The present invention relates to annotating photographs and more specifically, to a method and a system for associating annotations to photographs during a slide show and enabling a photograph search using the annotations.
In recent years, digital cameras have been replacing film cameras. A growing number of users are storing their photographs on computers. A number of software programs are available to manage these photographs.
Existing software programs enable users to organize and manage photographs into photo albums. The photographs in the photo albums can then be labeled with appropriate descriptions. Some of the existing methods of labeling photographs comprise annotating the photographs with text descriptions or with voice tags. These voice tags can then be transcribed and indexed.
Japanese patent No. 2003087624, titled, “Digital Camera” assigned to Matsushita Electric Ind Co Ltd, discloses a method for annotating images with speech, and indexing the transcribed speech.
Another method as described in U.S. Pat. No. 6,084,582, titled “Method and apparatus for recording a voice narration to accompany a slide show”, records a voice-description to accompany a slide show presentation.

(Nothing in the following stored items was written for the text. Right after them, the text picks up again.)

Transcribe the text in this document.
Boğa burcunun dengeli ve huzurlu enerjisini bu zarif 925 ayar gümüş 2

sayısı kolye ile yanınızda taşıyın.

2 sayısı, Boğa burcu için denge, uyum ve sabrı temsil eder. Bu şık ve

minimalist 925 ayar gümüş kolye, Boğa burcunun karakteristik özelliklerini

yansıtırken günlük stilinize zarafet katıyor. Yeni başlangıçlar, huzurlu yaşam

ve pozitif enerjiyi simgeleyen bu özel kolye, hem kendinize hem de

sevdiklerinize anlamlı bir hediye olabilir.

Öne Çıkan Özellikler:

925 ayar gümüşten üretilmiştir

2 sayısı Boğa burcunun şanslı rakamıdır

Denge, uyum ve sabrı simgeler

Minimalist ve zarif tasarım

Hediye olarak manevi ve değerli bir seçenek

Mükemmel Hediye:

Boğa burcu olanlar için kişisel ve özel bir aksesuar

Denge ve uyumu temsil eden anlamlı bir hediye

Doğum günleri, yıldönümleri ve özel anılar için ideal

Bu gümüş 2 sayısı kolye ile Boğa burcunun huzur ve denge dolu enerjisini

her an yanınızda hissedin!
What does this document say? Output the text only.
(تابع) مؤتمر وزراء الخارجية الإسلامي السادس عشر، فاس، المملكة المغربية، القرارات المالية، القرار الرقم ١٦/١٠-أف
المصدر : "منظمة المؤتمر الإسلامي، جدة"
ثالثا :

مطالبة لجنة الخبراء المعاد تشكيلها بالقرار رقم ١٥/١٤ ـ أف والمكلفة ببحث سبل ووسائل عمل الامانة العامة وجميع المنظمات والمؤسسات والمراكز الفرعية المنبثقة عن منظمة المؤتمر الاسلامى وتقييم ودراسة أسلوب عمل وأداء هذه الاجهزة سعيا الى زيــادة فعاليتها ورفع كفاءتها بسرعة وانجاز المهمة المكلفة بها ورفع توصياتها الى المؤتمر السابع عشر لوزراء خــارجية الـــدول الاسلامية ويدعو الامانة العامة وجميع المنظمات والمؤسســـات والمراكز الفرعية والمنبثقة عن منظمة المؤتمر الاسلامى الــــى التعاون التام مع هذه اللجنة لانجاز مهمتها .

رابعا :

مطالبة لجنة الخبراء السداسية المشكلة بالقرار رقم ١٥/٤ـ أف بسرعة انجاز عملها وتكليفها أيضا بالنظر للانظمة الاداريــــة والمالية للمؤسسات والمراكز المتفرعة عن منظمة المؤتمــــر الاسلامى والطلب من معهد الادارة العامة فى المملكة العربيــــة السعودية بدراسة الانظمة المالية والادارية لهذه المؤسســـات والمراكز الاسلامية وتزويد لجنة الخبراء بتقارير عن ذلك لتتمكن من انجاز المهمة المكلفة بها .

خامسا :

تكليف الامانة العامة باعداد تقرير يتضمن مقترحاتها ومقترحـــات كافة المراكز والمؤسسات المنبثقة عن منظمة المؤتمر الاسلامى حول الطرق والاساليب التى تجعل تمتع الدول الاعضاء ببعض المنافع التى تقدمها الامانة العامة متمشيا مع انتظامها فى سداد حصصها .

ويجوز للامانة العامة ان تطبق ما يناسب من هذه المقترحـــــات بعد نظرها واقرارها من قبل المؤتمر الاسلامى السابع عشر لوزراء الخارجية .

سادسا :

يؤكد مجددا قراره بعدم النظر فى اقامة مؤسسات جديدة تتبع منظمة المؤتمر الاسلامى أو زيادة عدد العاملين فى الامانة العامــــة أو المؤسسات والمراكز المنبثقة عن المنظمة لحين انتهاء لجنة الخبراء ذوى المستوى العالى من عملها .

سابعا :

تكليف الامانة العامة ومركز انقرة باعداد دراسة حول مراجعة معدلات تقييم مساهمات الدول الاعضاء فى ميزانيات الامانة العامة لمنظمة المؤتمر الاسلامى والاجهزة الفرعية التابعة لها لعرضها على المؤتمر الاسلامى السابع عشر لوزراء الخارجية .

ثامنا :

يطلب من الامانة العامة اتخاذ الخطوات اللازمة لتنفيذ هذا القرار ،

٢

Further, the recorded voice-descriptions can be segmented such that segments of voice-descriptions can be digitized, stored and associated with each slide in the slide show.
There exist systems that enable photograph search in a photo album. Some of these systems employ ‘Automatic Image Annotation’ techniques and search based on keywords. Also, cameras often annotate photograph with the time the photograph was taken, and sometimes also the location of the photograph. These time and location annotations can also be used to conduct search. However, the kind of queries that can be answered using these automatic annotations is very limited.
Additionally, in some of the existing systems, users can record short voice segments in which they describe each photograph. These voice segments can then be transcribed using automatic transcription software and the resulting text can then be used for searching the photographs. For example, various modern digital cameras come with a voice annotation feature, with which users can record a short voice segment and attach the voice segment with a specific picture. Some photo-management systems can transcribe these annotations and conduct a search on them. Other photo-management systems, for example AT&T's Shoebox, let users record photograph description after downloading the photographs to their computers, and these descriptions can be transcribed and made searchable.
However, annotating each photograph individually is an inconvenient job for a user and as the collection of photographs gets bigger it takes long time to annotate the photographs. Further, searching using voice annotations such as time, location and names of people facilitates only limited kinds of queries.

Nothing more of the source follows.